Je ne sais pas si vous êtes croyants ou pas. Mais je pense sincèrement que même le plus athée parmi les athée, s’il a un grain de bonté dans son cœur, est croyant, peut-être pas en Dieu, mais en l’humanité, ou en quelque chose qui est en voie de disparition mais qui subsiste toujours et qu’on appelle la bonté.
J’écris ce petit texte, étant une personne qui porte en son cœur une certaine affection envers la figure de la Bonté, la Vierge Marie, et que j’ai la fierté de porter le prénom. La Gloire du Liban lui a été donnée, elle qui venait attendre son fils au Sud Liban, lorsqu’il venait avec ses disciples à Sidon et Tyr. Grâce à elle, à sa bienveillance et son intervention, son fils a réalisé le tout premier miracle, en transformant l’eau en vin lors du festin de Cana.

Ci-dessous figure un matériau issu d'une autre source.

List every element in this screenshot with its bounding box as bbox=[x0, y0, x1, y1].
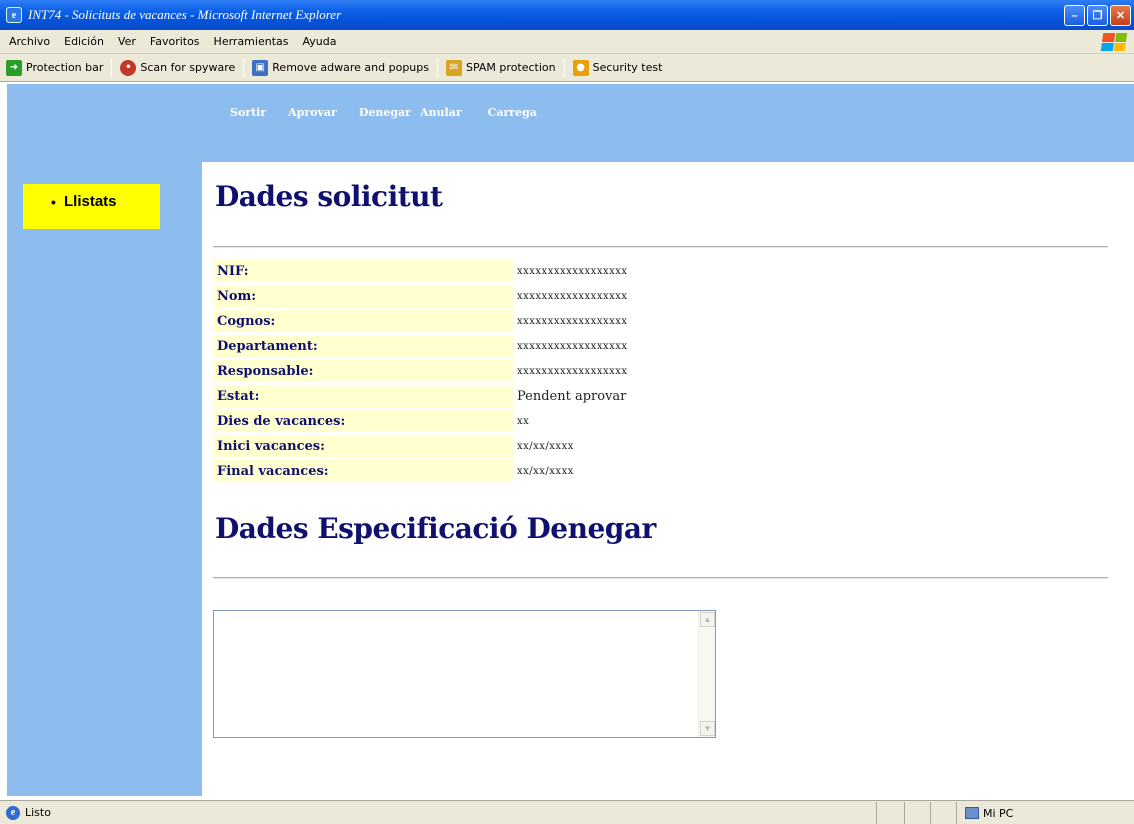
field-label: Cognos: bbox=[213, 310, 513, 332]
field-label: Nom: bbox=[213, 285, 513, 307]
windows-logo-icon bbox=[1100, 33, 1128, 51]
page-viewport: Sortir Aprovar Denegar Anular Carrega • … bbox=[7, 84, 1134, 796]
menu-edicion[interactable]: Edición bbox=[57, 35, 111, 48]
scroll-up-icon[interactable]: ▲ bbox=[700, 612, 715, 627]
textarea-scrollbar[interactable]: ▲ ▼ bbox=[698, 611, 715, 737]
arrow-icon: ➜ bbox=[6, 59, 22, 76]
close-button[interactable]: ✕ bbox=[1110, 5, 1131, 26]
computer-icon bbox=[965, 807, 979, 819]
nav-anular[interactable]: Anular bbox=[420, 106, 462, 119]
toolbar: ➜ Protection bar • Scan for spyware ▣ Re… bbox=[0, 54, 1134, 82]
status-panels: Mi PC bbox=[876, 801, 1134, 824]
window-controls: – ❐ ✕ bbox=[1064, 5, 1131, 26]
lock-icon: ● bbox=[572, 59, 589, 76]
window-titlebar: e INT74 - Solicituts de vacances - Micro… bbox=[0, 0, 1134, 30]
scan-spyware-label: Scan for spyware bbox=[140, 61, 236, 74]
menu-ayuda[interactable]: Ayuda bbox=[295, 35, 343, 48]
field-row-nom: Nom: xxxxxxxxxxxxxxxxxx bbox=[213, 285, 632, 307]
field-row-cognos: Cognos: xxxxxxxxxxxxxxxxxx bbox=[213, 310, 632, 332]
status-panel bbox=[904, 802, 930, 824]
field-row-nif: NIF: xxxxxxxxxxxxxxxxxx bbox=[213, 260, 632, 282]
field-row-responsable: Responsable: xxxxxxxxxxxxxxxxxx bbox=[213, 360, 632, 382]
field-value: xxxxxxxxxxxxxxxxxx bbox=[517, 315, 628, 327]
divider bbox=[213, 246, 1108, 248]
field-label: Final vacances: bbox=[213, 460, 513, 482]
deny-reason-input[interactable] bbox=[214, 611, 698, 737]
toolbar-separator bbox=[563, 58, 565, 77]
toolbar-separator bbox=[111, 58, 113, 77]
toolbar-separator bbox=[437, 58, 438, 77]
security-test-button[interactable]: ● Security test bbox=[567, 57, 669, 79]
remove-adware-label: Remove adware and popups bbox=[272, 61, 429, 74]
zone-label: Mi PC bbox=[983, 806, 1014, 820]
menu-favoritos[interactable]: Favoritos bbox=[143, 35, 207, 48]
nav-sortir[interactable]: Sortir bbox=[230, 106, 266, 119]
menu-archivo[interactable]: Archivo bbox=[2, 35, 57, 48]
window-icon: ▣ bbox=[252, 59, 269, 76]
field-label: Dies de vacances: bbox=[213, 410, 513, 432]
deny-reason-textarea[interactable]: ▲ ▼ bbox=[213, 610, 716, 738]
menu-herramientas[interactable]: Herramientas bbox=[207, 35, 296, 48]
field-row-inici-vacances: Inici vacances: xx/xx/xxxx bbox=[213, 435, 632, 457]
request-fields-table: NIF: xxxxxxxxxxxxxxxxxx Nom: xxxxxxxxxxx… bbox=[213, 257, 632, 485]
spam-protection-button[interactable]: ✉ SPAM protection bbox=[440, 57, 562, 79]
page-icon: e bbox=[6, 805, 20, 820]
field-value: xx/xx/xxxx bbox=[517, 465, 574, 477]
field-label: NIF: bbox=[213, 260, 513, 282]
status-panel bbox=[876, 802, 904, 824]
field-value: xxxxxxxxxxxxxxxxxx bbox=[517, 340, 628, 352]
field-value: xx/xx/xxxx bbox=[517, 440, 574, 452]
status-bar: e Listo Mi PC bbox=[0, 800, 1134, 824]
window-title: INT74 - Solicituts de vacances - Microso… bbox=[28, 7, 342, 22]
toolbar-separator bbox=[243, 58, 245, 77]
protection-bar-label: Protection bar bbox=[26, 61, 104, 74]
field-label: Departament: bbox=[213, 335, 513, 357]
scroll-down-icon[interactable]: ▼ bbox=[700, 721, 715, 736]
minimize-button[interactable]: – bbox=[1064, 5, 1085, 26]
security-test-label: Security test bbox=[592, 61, 663, 74]
status-text: Listo bbox=[25, 806, 51, 819]
sidebar-item-llistats[interactable]: • Llistats bbox=[23, 184, 160, 229]
divider bbox=[213, 577, 1108, 579]
field-label: Responsable: bbox=[213, 360, 513, 382]
deny-heading: Dades Especificació Denegar bbox=[215, 512, 656, 545]
shield-icon: • bbox=[120, 59, 137, 76]
field-value: xxxxxxxxxxxxxxxxxx bbox=[517, 365, 628, 377]
page-header: Sortir Aprovar Denegar Anular Carrega bbox=[7, 84, 1134, 162]
field-row-final-vacances: Final vacances: xx/xx/xxxx bbox=[213, 460, 632, 482]
field-label: Inici vacances: bbox=[213, 435, 513, 457]
field-value: xx bbox=[517, 415, 530, 427]
status-panel bbox=[930, 802, 956, 824]
menu-ver[interactable]: Ver bbox=[111, 35, 143, 48]
spam-protection-label: SPAM protection bbox=[466, 61, 556, 74]
sidebar-item-label: Llistats bbox=[64, 193, 117, 210]
nav-carrega[interactable]: Carrega bbox=[488, 106, 537, 119]
field-row-estat: Estat: Pendent aprovar bbox=[213, 385, 632, 407]
field-value: xxxxxxxxxxxxxxxxxx bbox=[517, 265, 628, 277]
field-row-departament: Departament: xxxxxxxxxxxxxxxxxx bbox=[213, 335, 632, 357]
envelope-icon: ✉ bbox=[446, 59, 462, 76]
field-label: Estat: bbox=[213, 385, 513, 407]
maximize-button[interactable]: ❐ bbox=[1087, 5, 1108, 26]
menu-bar: Archivo Edición Ver Favoritos Herramient… bbox=[0, 30, 1134, 54]
ie-icon: e bbox=[6, 7, 22, 23]
bullet-icon: • bbox=[51, 194, 56, 210]
remove-adware-button[interactable]: ▣ Remove adware and popups bbox=[246, 57, 435, 79]
field-row-dies-vacances: Dies de vacances: xx bbox=[213, 410, 632, 432]
top-navigation: Sortir Aprovar Denegar Anular Carrega bbox=[230, 106, 537, 119]
request-heading: Dades solicitut bbox=[215, 180, 443, 213]
field-value: xxxxxxxxxxxxxxxxxx bbox=[517, 290, 628, 302]
scan-spyware-button[interactable]: • Scan for spyware bbox=[114, 57, 241, 79]
security-zone: Mi PC bbox=[956, 802, 1134, 824]
sidebar: • Llistats bbox=[7, 162, 202, 796]
field-value: Pendent aprovar bbox=[517, 388, 627, 404]
nav-denegar[interactable]: Denegar bbox=[359, 106, 411, 119]
protection-bar-button[interactable]: ➜ Protection bar bbox=[0, 57, 109, 79]
nav-aprovar[interactable]: Aprovar bbox=[288, 106, 337, 119]
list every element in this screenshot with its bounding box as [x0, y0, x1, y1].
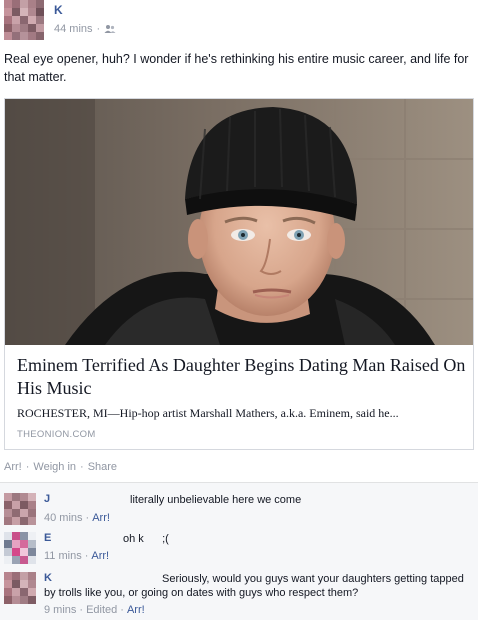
post-author-name[interactable]: K — [54, 3, 63, 17]
author-avatar[interactable] — [4, 0, 44, 40]
commenter-avatar[interactable] — [4, 572, 36, 604]
comment-item: J literally unbelievable here we come 40… — [4, 493, 474, 527]
comment-item: K Seriously, would you guys want your da… — [4, 572, 474, 618]
comment-like-link[interactable]: Arr! — [91, 550, 109, 562]
post-actions: Arr! · Weigh in · Share — [4, 461, 117, 473]
comment-edited-label[interactable]: Edited — [86, 604, 117, 616]
share-link[interactable]: Share — [88, 461, 117, 473]
meta-separator: · — [84, 550, 89, 562]
comment-meta: 11 mins · Arr! — [44, 550, 109, 562]
post-meta: 44 mins · — [54, 23, 116, 35]
comment-text: oh k ;( — [123, 533, 169, 545]
friends-icon[interactable] — [104, 24, 116, 34]
commenter-name[interactable]: J — [44, 493, 50, 505]
comment-timestamp[interactable]: 11 mins — [44, 550, 82, 562]
commenter-name[interactable]: E — [44, 532, 51, 544]
shared-link-description: ROCHESTER, MI—Hip-hop artist Marshall Ma… — [17, 406, 399, 420]
comment-item: E oh k ;( 11 mins · Arr! — [4, 532, 474, 566]
commenter-avatar[interactable] — [4, 493, 36, 525]
meta-separator: · — [85, 512, 90, 524]
post-timestamp[interactable]: 44 mins — [54, 23, 93, 35]
comment-text: literally unbelievable here we come — [130, 494, 302, 506]
comment-meta: 40 mins · Arr! — [44, 512, 110, 524]
shared-link-image[interactable] — [5, 99, 473, 345]
comment-timestamp[interactable]: 40 mins — [44, 512, 83, 524]
comment-link[interactable]: Weigh in — [33, 461, 76, 473]
comment-like-link[interactable]: Arr! — [92, 512, 110, 524]
shared-link-title[interactable]: Eminem Terrified As Daughter Begins Dati… — [17, 354, 467, 400]
comment-like-link[interactable]: Arr! — [127, 604, 145, 616]
action-separator: · — [25, 461, 30, 473]
like-link[interactable]: Arr! — [4, 461, 22, 473]
action-separator: · — [80, 461, 84, 473]
comment-text: Seriously, would you guys want your daug… — [44, 573, 464, 599]
meta-separator: · — [96, 23, 101, 35]
comment-timestamp[interactable]: 9 mins — [44, 604, 76, 616]
comments-section: J literally unbelievable here we come 40… — [0, 482, 478, 620]
comment-meta: 9 mins · Edited · Arr! — [44, 604, 145, 616]
shared-link-source: THEONION.COM — [17, 429, 96, 440]
commenter-avatar[interactable] — [4, 532, 36, 564]
post-header: K 44 mins · — [4, 0, 474, 40]
shared-link-card[interactable]: Eminem Terrified As Daughter Begins Dati… — [4, 98, 474, 450]
post-text: Real eye opener, huh? I wonder if he's r… — [4, 52, 469, 84]
meta-separator: · — [120, 604, 124, 616]
meta-separator: · — [79, 604, 84, 616]
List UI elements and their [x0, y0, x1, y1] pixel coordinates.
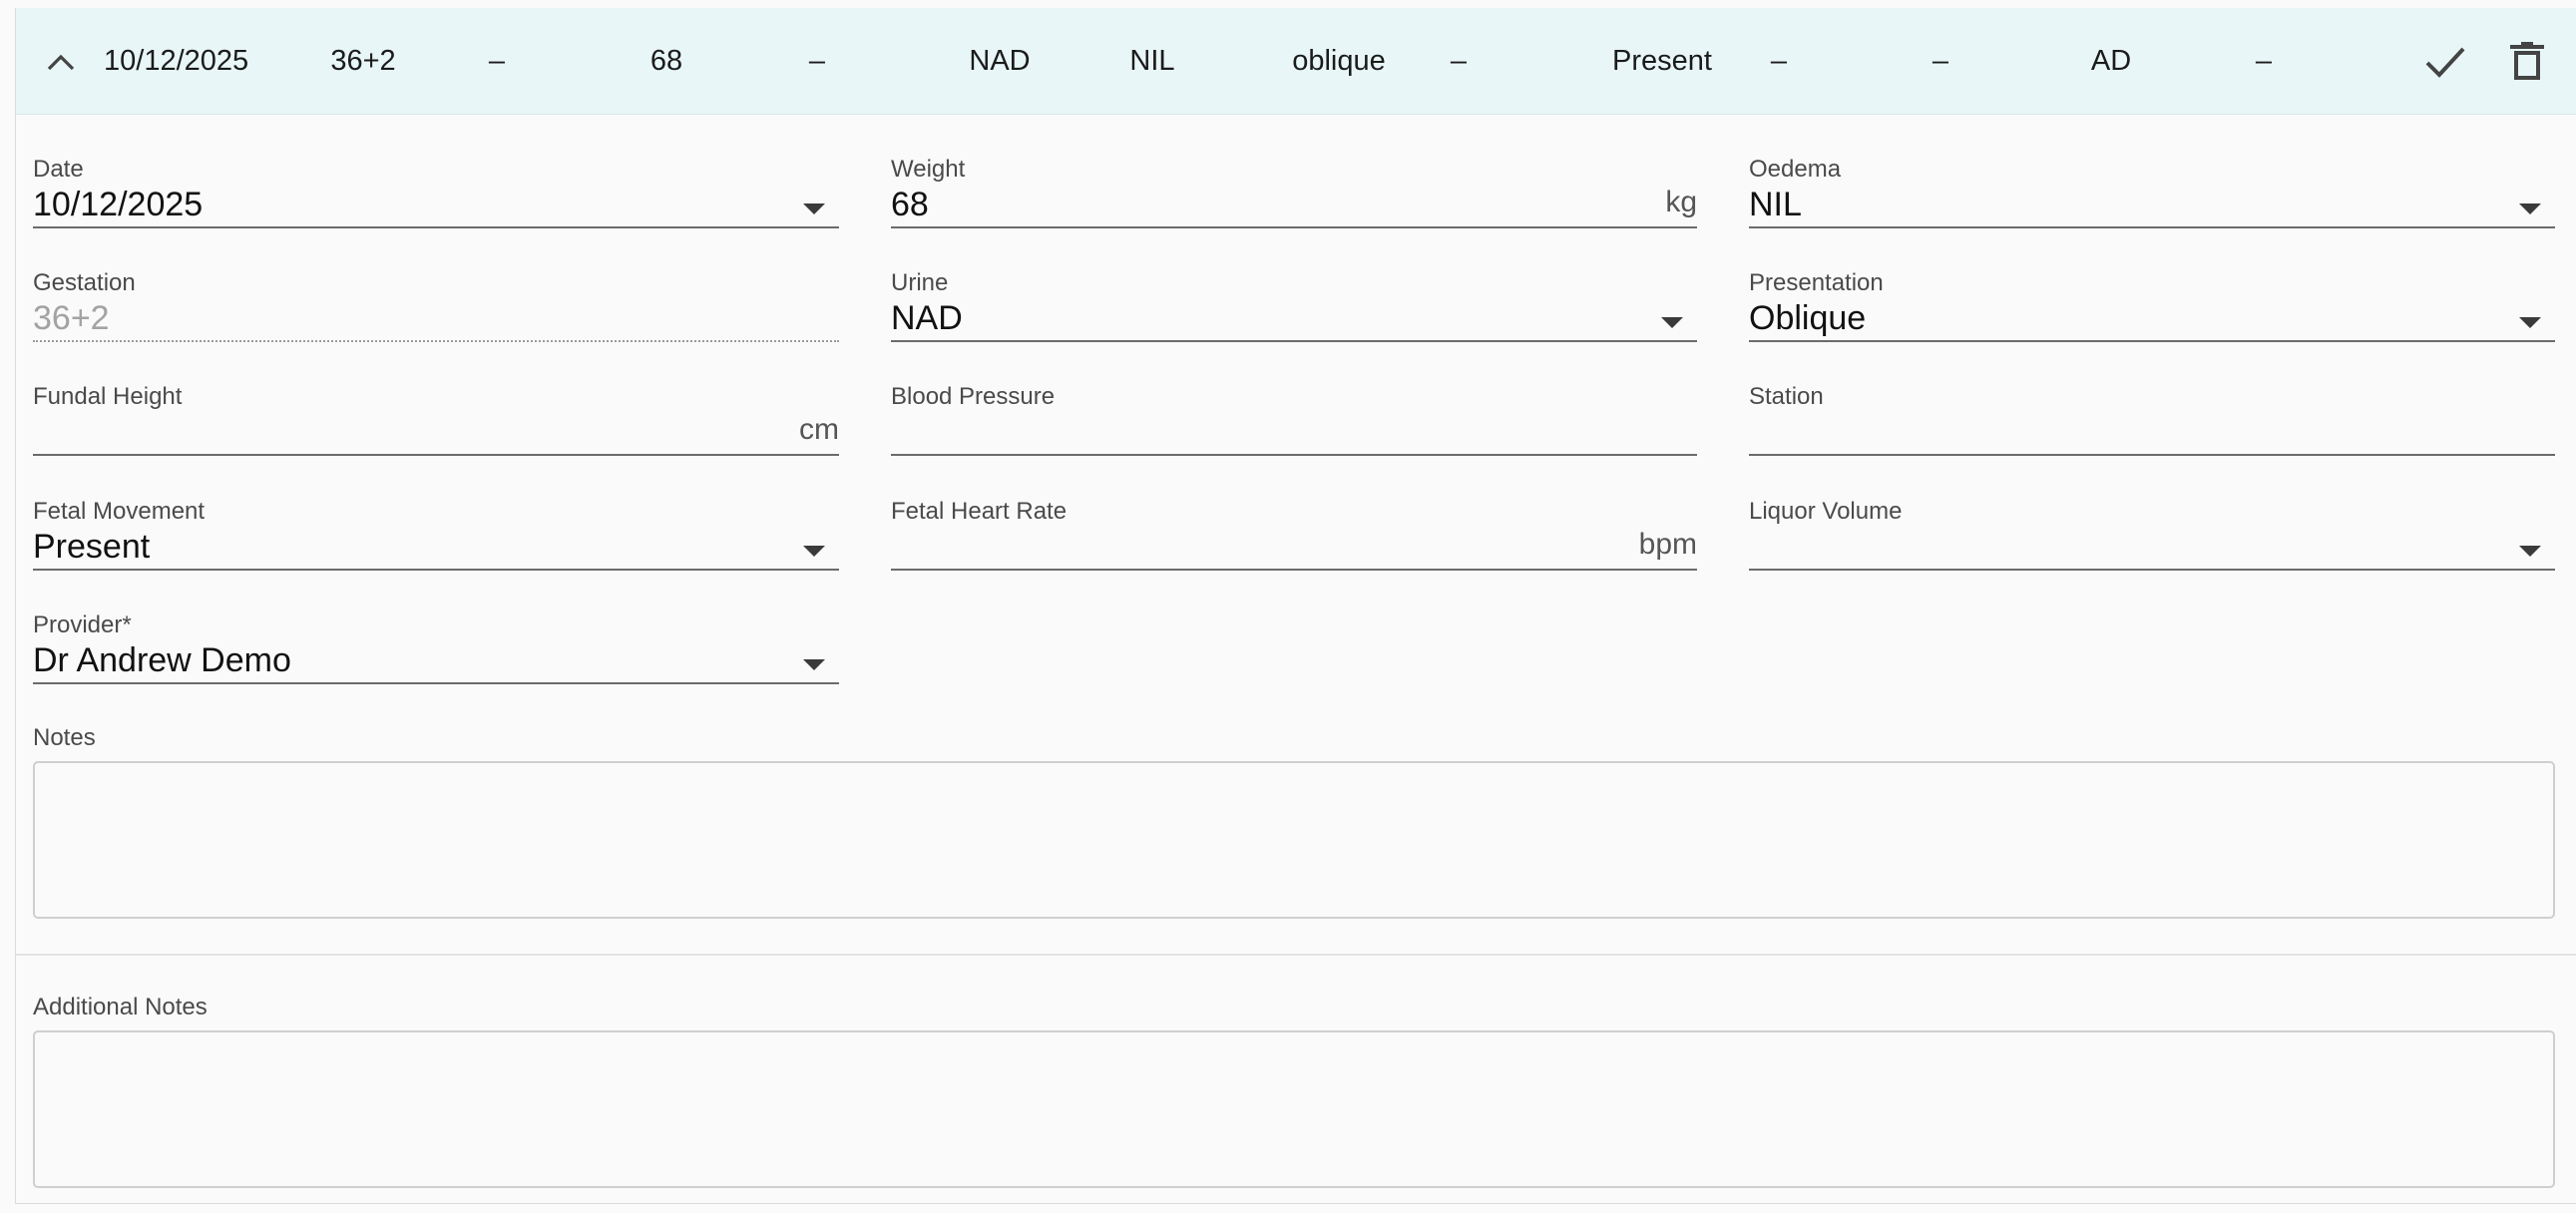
summary-fundal-height: –	[488, 45, 506, 77]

Le hasard – sobriquet que donne la plupart à la Providence – a voulu que la fin des peines des Libanais coïncident la plupart du temps avec un heureux évènement qui concerne la Mère de Dieu. Le retrait syrien a été effectué le 30 avril, un jour avant le début du mois marial. La fameuse guerre de Juillet s’est achevée le 14 août, à la veille de l’Assomption de la Madonne, et le blocus sur le Liban qui s’est maintenu même après la guerre, a pris fin le jour de la Fête de la Nativité de la Vierge Marie. La fin des combats sanglants de Nahr el-Bared a été le 2 septembre, une semaine avant la même commémoration précitée. Demain, 21 novembre, c’est la Présentation de la Vierge Marie, le dimanche prochain c’est le dimanche de l’annonciation, et bientôt le 8 décembre, c’est la Solennité de l’Immaculée Conception.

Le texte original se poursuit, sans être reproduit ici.